Dalam rangka merayakan Hari Gerakan Kebangkitan Perempuan Indonesia yang seringkali hanya sebatas hari ibu, Hanaf Perempuan Flobamoratas menginisiasi peluncuran film Hanaf (Suara): Cerita Perempuan Pekerja Rumah Tangga di Kota Kupang, Jakarta dan Malaysia pada Jumat (22/12/23). Peluncuran ini dilakukan secara virtual dengan mengundang empat orang penanggap diantaranya adalah Pdt. Emmy Sahertian (Devisi Advokasi Zero Human Trafficking Network), Lita Anggraini (Koordinator JALA PRT), Tiasri Wiandani (Komisioner Komnas Perempuan), Ana Djukana (LPA NTT).
Hanaf Perempuan Flobomaratas merupakan sebuah organisasi berbasis komunitas yang didukung oleh UnionAID dari New Zealand melalui program INSPIRASI mendokumentasikan narasi-narasi perempuan pekerja rumah tangga (PRT) dalam sebuah film.
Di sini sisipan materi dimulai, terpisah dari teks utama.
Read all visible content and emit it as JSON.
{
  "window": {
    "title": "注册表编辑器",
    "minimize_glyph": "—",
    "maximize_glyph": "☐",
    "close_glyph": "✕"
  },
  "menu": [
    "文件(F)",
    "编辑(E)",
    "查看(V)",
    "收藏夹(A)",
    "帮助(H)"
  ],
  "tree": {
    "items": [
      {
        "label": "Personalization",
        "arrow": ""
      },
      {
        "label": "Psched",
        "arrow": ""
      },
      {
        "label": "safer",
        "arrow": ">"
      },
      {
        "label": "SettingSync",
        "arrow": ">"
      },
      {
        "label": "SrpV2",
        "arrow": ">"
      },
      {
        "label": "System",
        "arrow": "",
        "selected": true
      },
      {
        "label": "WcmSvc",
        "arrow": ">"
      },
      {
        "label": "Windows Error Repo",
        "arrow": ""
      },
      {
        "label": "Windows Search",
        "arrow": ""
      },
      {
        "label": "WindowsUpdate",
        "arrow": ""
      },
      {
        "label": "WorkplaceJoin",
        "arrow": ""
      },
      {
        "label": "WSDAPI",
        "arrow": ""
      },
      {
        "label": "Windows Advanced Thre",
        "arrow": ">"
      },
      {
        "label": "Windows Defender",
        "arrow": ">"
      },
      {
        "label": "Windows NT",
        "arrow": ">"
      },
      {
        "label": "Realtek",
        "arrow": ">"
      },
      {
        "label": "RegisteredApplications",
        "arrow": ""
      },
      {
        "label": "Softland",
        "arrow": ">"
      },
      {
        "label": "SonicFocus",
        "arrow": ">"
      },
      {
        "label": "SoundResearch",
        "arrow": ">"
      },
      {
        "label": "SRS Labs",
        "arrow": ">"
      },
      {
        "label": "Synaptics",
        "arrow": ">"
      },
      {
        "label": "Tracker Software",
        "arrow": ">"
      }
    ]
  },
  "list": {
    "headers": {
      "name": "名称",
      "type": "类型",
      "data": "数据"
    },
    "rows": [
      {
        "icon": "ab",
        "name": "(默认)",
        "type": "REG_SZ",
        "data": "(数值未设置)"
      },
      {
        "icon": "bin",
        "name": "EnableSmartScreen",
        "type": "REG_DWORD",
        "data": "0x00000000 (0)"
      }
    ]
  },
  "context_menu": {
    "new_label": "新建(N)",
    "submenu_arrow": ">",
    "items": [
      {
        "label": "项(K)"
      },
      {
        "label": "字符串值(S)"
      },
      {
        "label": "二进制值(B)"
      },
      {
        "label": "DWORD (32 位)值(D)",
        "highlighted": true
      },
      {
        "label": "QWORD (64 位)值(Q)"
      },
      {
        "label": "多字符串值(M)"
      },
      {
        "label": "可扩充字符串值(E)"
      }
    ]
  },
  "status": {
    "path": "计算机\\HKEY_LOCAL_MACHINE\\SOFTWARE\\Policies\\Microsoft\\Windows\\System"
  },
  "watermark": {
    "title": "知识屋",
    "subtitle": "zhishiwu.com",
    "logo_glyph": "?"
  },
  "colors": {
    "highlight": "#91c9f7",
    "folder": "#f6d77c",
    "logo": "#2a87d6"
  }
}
Film yang berdurasi tiga puluh menit ini mengangkat kondisi perempuan PRT asal NTT saat bekerja baik dalam negeri maupun luar negeri di mana mereka sangat rentan mengalami kekerasan, eksploitasi dan penyiksaan karena lemahnya perlindungan hukum bagi mereka.
(Foto: Pemutaran Film)
Film ini juga mengungkap fakta lain tentang penderitaan berlapis perempuan PRT akibat KDRT, pemiskinan, akses pendidikan yang terbatas hingga putus sekolah, serta migrasi tidak aman. Tunduk dan pasrah bukan pilihan mereka. Bersuara adalah cara perempuan PRT melawan dan berjuang keluar dari penindasan.
Disebutkan oleh Pdt. Emmy dalam tanggapannya bahwa film ini PRT merupakan pekerjaan yang sangat rentan dan bisa masuk dalam terkaman mafia TPPO. Pdt. Emmy juga mengatakan bahwa isu PRT berkaitan erat migrasi yang terjadi di NTT, dijelaskan bahwa migrasi itu adalah migrasi terpaksa. Terpaksa karena harus memenuhi kebutuhan hidup keluarga.
(Foto: Para Penanggap)
Sedangkan Tiasri berharap agar pemerintah bisa melihat urgensi UU Perlindungan PRT sehingga PRT menjadi sebuah sektor pekerjaan yang baru dan berkontribusi pada penekanan angka pengangguran, pembangunan dan pertumbuhan ekonomi.*Jeny.